5.Tendering shareholders who fail to complete and sign the IRS Form W-9 provided in the Letter of Transmittal or complete and sign an appropriate IRS Form W-8, as applicable, may be subject to required U.S. federal backup withholding applicable to the cash payable to such shareholder or other payee pursuant to the exchange offer.

 

The exchange offer is made solely by means of the Prospectus and the enclosed Letter of Transmittal and is not being made to, nor will tenders be accepted from or on behalf of, holders of shares of Common Stock in any jurisdiction in which the offer, sale or exchange is not permitted. If you are in a jurisdiction where offers to exchange or sell, or solicitations of offers to exchange or purchase, the securities offered by the exchange offer are unlawful, or if you are a person to whom it is unlawful to direct these types of activities, then the exchange offer presented does not extend to you.

 

If you wish to have us tender any or all of your shares of Common Stock please complete, sign, detach and return to us the instruction form on the reverse side of this letter. An envelope to return to us your instruction form is enclosed. If you authorize the tender of your shares of Common Stock all such shares will be tendered unless otherwise specified on the instruction form.
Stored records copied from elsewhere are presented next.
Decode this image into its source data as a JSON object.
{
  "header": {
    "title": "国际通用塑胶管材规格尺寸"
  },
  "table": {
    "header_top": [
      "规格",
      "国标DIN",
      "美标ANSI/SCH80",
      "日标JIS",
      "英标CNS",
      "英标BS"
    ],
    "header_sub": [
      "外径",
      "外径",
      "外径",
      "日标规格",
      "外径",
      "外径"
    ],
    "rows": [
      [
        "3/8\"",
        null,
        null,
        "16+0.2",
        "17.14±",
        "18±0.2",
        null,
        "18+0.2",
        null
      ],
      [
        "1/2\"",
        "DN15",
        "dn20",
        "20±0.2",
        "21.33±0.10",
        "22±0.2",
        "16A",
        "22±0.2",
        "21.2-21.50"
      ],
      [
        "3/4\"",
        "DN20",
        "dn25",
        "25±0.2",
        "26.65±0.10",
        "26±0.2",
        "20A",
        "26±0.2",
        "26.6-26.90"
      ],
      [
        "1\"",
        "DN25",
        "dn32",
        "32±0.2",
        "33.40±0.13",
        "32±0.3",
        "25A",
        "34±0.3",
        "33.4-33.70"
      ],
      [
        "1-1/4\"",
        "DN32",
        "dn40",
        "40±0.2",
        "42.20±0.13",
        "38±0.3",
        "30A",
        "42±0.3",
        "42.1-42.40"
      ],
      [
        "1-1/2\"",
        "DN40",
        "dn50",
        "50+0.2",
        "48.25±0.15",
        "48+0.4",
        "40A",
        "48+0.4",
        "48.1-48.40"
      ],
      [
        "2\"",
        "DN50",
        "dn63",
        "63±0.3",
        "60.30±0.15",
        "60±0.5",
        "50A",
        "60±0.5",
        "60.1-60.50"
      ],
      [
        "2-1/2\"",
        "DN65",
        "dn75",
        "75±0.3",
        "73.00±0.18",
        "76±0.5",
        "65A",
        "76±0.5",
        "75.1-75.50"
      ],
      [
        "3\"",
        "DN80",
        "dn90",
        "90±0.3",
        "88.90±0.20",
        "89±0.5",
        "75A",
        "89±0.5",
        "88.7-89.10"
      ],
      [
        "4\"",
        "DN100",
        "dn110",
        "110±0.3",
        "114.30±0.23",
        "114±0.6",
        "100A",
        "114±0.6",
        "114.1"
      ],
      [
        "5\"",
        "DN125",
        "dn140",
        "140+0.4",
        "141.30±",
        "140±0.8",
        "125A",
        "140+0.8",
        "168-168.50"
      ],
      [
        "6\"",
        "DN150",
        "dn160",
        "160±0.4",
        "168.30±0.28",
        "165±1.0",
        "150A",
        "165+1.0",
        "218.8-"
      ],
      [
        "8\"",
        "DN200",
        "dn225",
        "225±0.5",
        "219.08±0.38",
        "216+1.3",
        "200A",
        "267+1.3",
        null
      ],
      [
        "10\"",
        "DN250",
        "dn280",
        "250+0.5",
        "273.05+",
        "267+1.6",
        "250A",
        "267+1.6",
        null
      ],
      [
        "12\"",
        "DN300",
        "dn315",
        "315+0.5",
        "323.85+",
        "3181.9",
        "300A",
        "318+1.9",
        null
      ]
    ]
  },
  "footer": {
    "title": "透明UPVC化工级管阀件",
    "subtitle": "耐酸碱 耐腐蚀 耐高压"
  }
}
Your instruction form should be forwarded to us in ample time to permit us to submit a tender on your behalf by the expiration date of the exchange offer.

 

THE EXCHANGE OFFER AND WITHDRAWAL RIGHTS WILL EXPIRE AT 12:00 MIDNIGHT, NEW YORK CITY TIME, AT THE END OF THE DAY ON [________], 2019, UNLESS THE EXCHANGE OFFER IS EXTENDED OR TERMINATED.

 

2

 

 

Instructions with Respect to

SINO AGRO FOOD, INC. (“SIAF”)

 

Offer to Exchange up to 1,000,000 Shares of our 7% Series G Non-Convertible
Cumulative Redeemable Perpetual Preferred Stock
(Liquidation Preference $40.00 per Share)

 

for

 

Shares of our Common Stock having an aggregate market value of $27.00 per Share
(CUSIP No. 829355 205)

 

The undersigned acknowledge(s) receipt of your letter and the enclosed prospectus dated [_________], 2019 (the “Prospectus”) and the related Letter of Transmittal in connection with the offer by SIAF to exchange up to 1,000,000 Shares of our 7% Series G Non-Convertible Cumulative Redeemable Perpetual Preferred Stock, which we refer to collectively as the “New Preferred Stock.”

 

This instructs you to tender such number of shares of SIAF common stock, $0.001 par value, having an aggregate market value of $27.00, which we refer to collectively as the “Common Stock,” indicated below (or if no number is indicated below, all shares of Common Stock held by you for the account of the undersigned) for each share of New Preferred Stock, upon the terms and subject to the conditions set forth in the Prospectus and in the related Letter of Transmittal furnished to the undersigned.

 

Account Number:  

 

Number of shares of Common Stock to be tendered*:  

 

Dated:                     

 

 
Signature(s)
 
 
Please type or print name(s)
 
 
Please type or print address
 
 
Area Code and Telephone Number
 
 
Tax Identification or Social Security Number(s)
(If you do not have a Tax Identification or Social Security Number, please enter four zeros (0000).)

 

*Unless otherwise indicated, it will be assumed that all shares of Common Stock we hold for your account are to be tendered.

 

PLEASE RETURN THIS FORM TO THE BROKERAGE FIRM MAINTAINING YOUR ACCOUNT, NOT TO THE EXCHANGE AGENT, THE INFORMATION AGENT, THE DEALER-MANAGER OR SINO AGRO FOOD, INC. DELIVERY TO ANY OF SUCH OTHER PERSONS WILL NOT CONSTITUTE A VALID DELIVERY.